5. The clauses (i) through (vii) in the legal notice [the quotes from TheNation report] are legitimate, carefully-worded and well-reasoned journalistic reporting based on what an American news publication has published, which in turn was based on an interview with Ambassador Haqqani and which he has not denied until now.
6. The clauses (viii) and (ix) are direct quotes from a source in Washington that spoke to TheNation’s reporter by telephone. In utmost professionalism and in the interest of full transparency, TheNation’s report made sure to disclose to its readers the nature of the source being quoted in order to demonstrate why the quotes were relevant. TheNation’s report introduced the authoritative source in Washington as follows: “A retired US military officer, well informed about Pakistan-related diplomacy in Washington. This officer does not want to be named here because his work entails direct contacts with the governments of Pakistan, the United States and the embassy of Pakistan in Washington.”

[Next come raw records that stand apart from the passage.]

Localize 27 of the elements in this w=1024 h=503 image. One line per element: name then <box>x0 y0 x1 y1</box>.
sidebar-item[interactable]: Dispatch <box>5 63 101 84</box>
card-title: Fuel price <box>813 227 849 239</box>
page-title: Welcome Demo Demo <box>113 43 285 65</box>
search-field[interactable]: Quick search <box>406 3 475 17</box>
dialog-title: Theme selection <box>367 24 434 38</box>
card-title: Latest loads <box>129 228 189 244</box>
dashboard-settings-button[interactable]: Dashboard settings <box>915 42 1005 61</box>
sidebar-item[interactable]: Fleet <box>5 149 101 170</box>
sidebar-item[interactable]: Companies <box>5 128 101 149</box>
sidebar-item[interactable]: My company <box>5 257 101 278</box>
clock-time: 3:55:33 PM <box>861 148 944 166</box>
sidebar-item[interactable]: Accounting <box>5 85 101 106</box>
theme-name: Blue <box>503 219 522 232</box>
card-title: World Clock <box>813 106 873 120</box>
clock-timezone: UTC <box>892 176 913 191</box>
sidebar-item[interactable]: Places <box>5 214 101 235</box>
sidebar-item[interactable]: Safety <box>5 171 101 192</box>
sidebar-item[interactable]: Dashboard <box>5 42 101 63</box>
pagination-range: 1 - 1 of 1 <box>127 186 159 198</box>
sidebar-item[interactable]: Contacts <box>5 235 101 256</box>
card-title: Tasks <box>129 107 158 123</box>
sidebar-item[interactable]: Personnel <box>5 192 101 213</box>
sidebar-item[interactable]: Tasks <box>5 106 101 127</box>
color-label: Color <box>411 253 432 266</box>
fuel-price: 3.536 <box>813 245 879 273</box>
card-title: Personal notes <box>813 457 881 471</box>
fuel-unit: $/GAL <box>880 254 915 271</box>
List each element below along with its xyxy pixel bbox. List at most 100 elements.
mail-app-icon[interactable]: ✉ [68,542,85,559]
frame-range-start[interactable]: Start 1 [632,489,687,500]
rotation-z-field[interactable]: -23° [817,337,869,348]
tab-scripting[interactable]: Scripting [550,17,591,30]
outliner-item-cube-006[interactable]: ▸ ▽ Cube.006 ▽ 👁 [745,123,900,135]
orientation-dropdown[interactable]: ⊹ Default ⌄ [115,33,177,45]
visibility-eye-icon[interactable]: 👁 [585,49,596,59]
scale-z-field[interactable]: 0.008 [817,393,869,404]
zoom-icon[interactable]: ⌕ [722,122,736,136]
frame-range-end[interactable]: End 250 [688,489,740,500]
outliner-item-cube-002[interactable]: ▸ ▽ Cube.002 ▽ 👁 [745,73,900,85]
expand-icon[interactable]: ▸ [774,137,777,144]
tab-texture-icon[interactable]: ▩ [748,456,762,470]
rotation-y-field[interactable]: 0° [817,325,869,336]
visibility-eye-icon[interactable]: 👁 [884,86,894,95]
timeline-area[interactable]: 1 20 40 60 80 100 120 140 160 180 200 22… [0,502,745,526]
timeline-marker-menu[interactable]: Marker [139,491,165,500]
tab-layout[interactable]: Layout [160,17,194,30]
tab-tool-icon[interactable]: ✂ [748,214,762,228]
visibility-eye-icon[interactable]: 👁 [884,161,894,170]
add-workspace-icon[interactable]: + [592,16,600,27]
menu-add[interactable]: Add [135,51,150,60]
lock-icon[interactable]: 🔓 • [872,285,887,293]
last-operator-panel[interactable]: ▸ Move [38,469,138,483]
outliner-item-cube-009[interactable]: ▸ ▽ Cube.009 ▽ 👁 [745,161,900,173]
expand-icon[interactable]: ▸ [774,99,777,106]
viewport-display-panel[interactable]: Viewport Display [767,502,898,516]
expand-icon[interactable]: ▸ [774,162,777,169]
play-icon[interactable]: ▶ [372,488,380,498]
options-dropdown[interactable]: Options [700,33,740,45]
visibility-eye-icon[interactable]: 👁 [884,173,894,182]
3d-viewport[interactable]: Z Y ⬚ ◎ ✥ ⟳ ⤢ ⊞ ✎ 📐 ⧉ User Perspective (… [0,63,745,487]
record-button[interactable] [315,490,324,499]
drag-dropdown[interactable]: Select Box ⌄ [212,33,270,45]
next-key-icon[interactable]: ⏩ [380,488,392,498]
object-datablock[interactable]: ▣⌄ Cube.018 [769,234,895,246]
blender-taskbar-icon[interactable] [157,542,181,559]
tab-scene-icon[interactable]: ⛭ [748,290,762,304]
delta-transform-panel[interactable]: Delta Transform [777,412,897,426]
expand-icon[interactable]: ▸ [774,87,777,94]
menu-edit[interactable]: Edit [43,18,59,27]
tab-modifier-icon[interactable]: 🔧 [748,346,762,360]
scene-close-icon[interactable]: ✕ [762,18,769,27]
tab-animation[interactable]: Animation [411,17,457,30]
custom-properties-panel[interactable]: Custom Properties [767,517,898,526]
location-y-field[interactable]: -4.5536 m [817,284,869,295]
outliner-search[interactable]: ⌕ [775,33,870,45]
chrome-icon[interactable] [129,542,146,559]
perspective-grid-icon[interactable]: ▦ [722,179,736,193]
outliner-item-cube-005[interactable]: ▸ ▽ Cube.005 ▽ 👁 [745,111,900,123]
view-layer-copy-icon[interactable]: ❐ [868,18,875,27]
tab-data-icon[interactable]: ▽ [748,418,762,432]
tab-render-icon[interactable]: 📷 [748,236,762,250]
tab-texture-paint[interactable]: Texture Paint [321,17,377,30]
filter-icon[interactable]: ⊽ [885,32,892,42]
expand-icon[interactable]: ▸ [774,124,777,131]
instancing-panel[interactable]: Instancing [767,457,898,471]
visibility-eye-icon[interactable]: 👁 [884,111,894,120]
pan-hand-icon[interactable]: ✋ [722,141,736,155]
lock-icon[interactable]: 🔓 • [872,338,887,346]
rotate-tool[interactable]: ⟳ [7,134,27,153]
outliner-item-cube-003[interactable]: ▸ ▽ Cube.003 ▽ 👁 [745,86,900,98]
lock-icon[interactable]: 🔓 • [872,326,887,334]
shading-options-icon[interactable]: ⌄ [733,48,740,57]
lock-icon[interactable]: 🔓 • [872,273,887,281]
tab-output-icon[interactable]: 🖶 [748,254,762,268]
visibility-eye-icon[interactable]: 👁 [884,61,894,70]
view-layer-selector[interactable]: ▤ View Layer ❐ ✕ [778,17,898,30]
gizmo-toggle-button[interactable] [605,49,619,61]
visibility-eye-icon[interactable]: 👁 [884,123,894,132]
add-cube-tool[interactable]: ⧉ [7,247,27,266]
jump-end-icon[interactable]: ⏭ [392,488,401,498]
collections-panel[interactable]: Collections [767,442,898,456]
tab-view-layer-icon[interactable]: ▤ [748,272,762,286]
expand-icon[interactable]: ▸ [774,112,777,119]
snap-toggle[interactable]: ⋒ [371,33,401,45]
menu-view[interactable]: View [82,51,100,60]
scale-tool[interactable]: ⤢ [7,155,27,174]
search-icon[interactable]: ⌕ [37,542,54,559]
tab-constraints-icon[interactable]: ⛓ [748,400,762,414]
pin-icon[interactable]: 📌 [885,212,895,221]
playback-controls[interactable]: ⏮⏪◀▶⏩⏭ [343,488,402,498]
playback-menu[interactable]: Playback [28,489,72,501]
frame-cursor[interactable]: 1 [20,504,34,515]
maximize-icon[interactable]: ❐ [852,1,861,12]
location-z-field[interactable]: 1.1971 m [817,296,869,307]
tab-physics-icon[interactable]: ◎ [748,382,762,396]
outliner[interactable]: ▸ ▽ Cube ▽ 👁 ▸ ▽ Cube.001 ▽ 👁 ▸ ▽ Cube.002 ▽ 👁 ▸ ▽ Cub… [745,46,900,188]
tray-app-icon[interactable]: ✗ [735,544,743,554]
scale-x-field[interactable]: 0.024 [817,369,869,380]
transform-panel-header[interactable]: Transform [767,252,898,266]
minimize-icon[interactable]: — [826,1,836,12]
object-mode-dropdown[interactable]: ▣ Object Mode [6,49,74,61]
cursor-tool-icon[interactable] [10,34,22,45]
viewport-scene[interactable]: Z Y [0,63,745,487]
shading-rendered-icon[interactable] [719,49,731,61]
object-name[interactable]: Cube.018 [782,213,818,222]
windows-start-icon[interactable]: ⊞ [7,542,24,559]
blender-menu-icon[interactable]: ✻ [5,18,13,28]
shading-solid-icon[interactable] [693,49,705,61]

7. The portions of the report that are not direct quotes were written by TheNation’s reporter. These are carefully-worded and well-reasoned findings and conclusions that seamlessly sync with the information being quoted in the report from different publicly available news sources and are based on a calibrated analysis of the news. These portions of the report passed through a process of fact-checking by seasoned and experienced journalists at TheNation, which is one of the largest media houses in the country.
8. Mr. Haqqani asserts that TheNation’s report gives the impression - and we quote from the legal notice - that “the Honourable Ambassador is involved in and is guilty of wrongdoing, that the Ambassador is conspirator, corrupt, dishonest, unethical, immoral and lacks integrity.” This interpretation by Mr. Haqqani of TheNation’s report is malicious, seeks to raise a false alarm, and is a deliberate distortion of the professional effort that has gone into writing the published report. Nowhere in TheNation’s report has the reporter used or alluded to any of the adjectives claimed by Mr. Haqqani in his legal notice.
9. In discharging his duty of presenting credible and well sourced information and analysis, written in a manner that would help contribute to an ongoing national debate on a matter of immense importance to Pakistanis and to Pakistan’s national security, the reporter has not, as explained above, indulged in any reckless conjecturing or the use of known and recognizable defamatory language. The question that TheNation would publish and apology does not arise.
Ambassador Haqqani’s legal notice is an attempt at diverting attention from the inflammatory report published by an American publication based on an interview that Mr. Haqqani gave to it. Mr. Ambassador is seeking to punish TheNation for highlighting the said information in the best interest of a raging debate on a matter of national importance to all Pakistanis. The Ambassador should press charges against the prestigious American Foreign Policy magazine, if he can, for publishing the remarks that he seeks to dispute.